Dans d’autres passages du le Nouveau Testament la personne et l’action de Jésus opèrent aussi comme une ‘pierre d’achoppement’. Dans Marc 6,3, ses voisins et les gens de Nazareth refusent de croire en Jésus parce qu’ils connaissent sa famille et n’acceptent pas que Jésus soit autre chose que le prolongement de son identité familiale. “Et il était pour eux une occasion de chute”, conclut le texte. Entre d’une part ce que Jésus révèle, et d’autre part ce que ces Nazaréens savent de lui, une barrière se dresse ; les Nazaréens butent là contre. Jésus devient pour eux une « pierre d’achoppement » qui met par terre leur possibilité de foi, parce que , avant même qu’elle s’affirme comme volonté de confiance, elle n’était qu’une attitude de méconnaissance plus préoccupée par les risque de méprise que par l’ouverture à une découverte, à l’inattendu. Au fond, ce n’est pas Jésus qui était «occasion de chute» pour ces gens de Nazareth, mais la connaissance pré-établie qu’ils en avaient. Ce passage a un écho dans Matthieu 11,6 ; 13,54-58 ; comme dans Luc 4,16 et ss.
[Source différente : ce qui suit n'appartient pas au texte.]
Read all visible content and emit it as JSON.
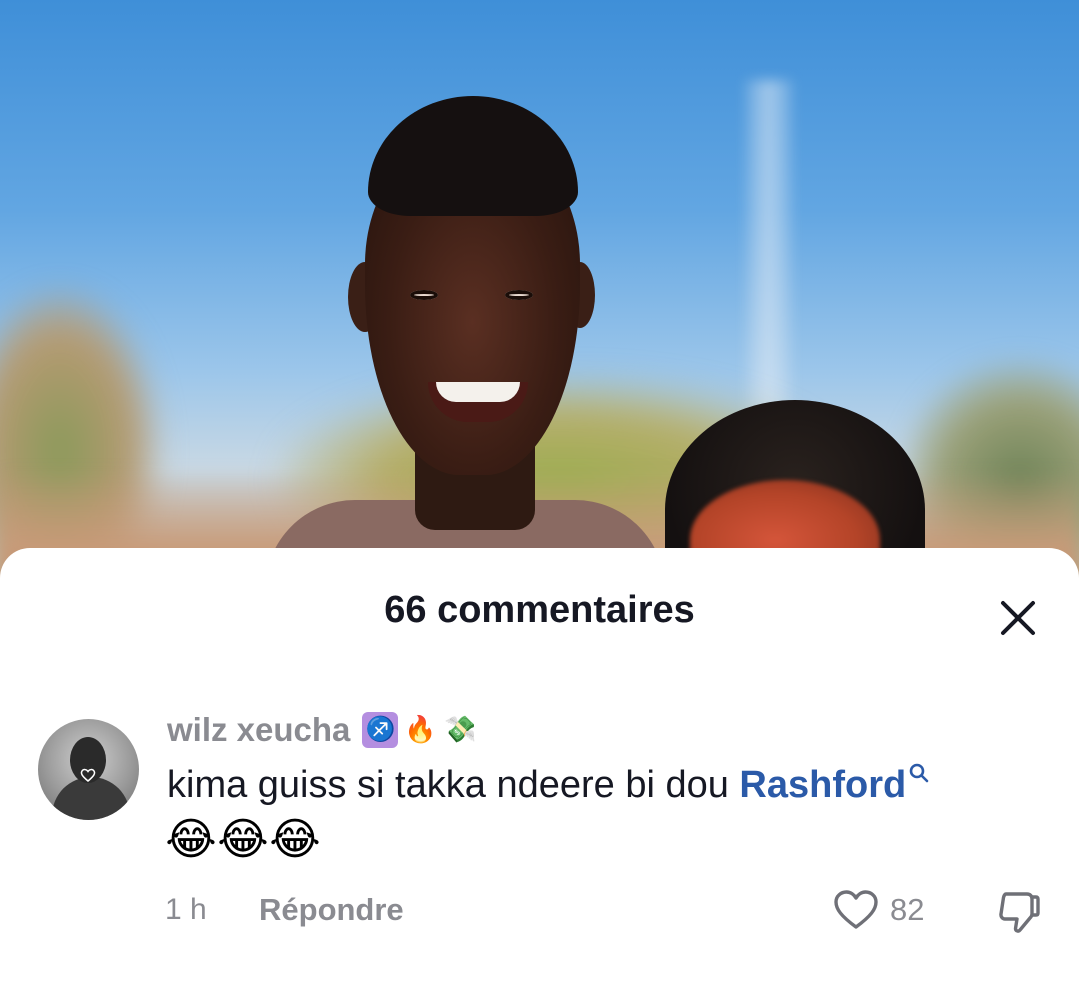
{
  "background": {
    "description_icon": "photo"
  },
  "sheet": {
    "title": "66 commentaires",
    "close_icon": "close-icon"
  },
  "comment": {
    "username": "wilz xeucha",
    "badges": [
      "♐",
      "🔥",
      "💸"
    ],
    "text": "kima guiss si takka ndeere bi dou ",
    "mention": "Rashford",
    "emojis": [
      "😂",
      "😂",
      "😂"
    ],
    "time": "1 h",
    "reply_label": "Répondre",
    "like_count": "82"
  },
  "colors": {
    "text_primary": "#161823",
    "text_secondary": "#8a8b91",
    "mention": "#2b5aa8",
    "sheet_bg": "#ffffff"
  }
}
Mais il n’y a pas que pour les gens de l’extérieur que Jésus a été un ‘scandale’. Au chap. 6 de Jean, Jésus se présente comme le pain vivant descendu du ciel. Les disciples de Jésus trouvent cette affirmation non seulement inouïe, insupportable à écouter , mais surtout proprement incroyable ! “Alors Jésus dit à ses disciples : «c’est donc pour vous une cause de scandale ?»”. Ici encore la personne et l’œuvre de Jésus se donnent comme une énigme dont la profondeur du paradoxe, la radicalité de ce qui heurte, au lieu de susciter la foi, de la soutenir, génère la perplexité qui hypothèque et détruit les bases d’une paisible et claire confiance.

C’est l’apôtre Paul qui a fait du ‘paradoxe’ le cœur de son témoignage concernant Jésus-Christ.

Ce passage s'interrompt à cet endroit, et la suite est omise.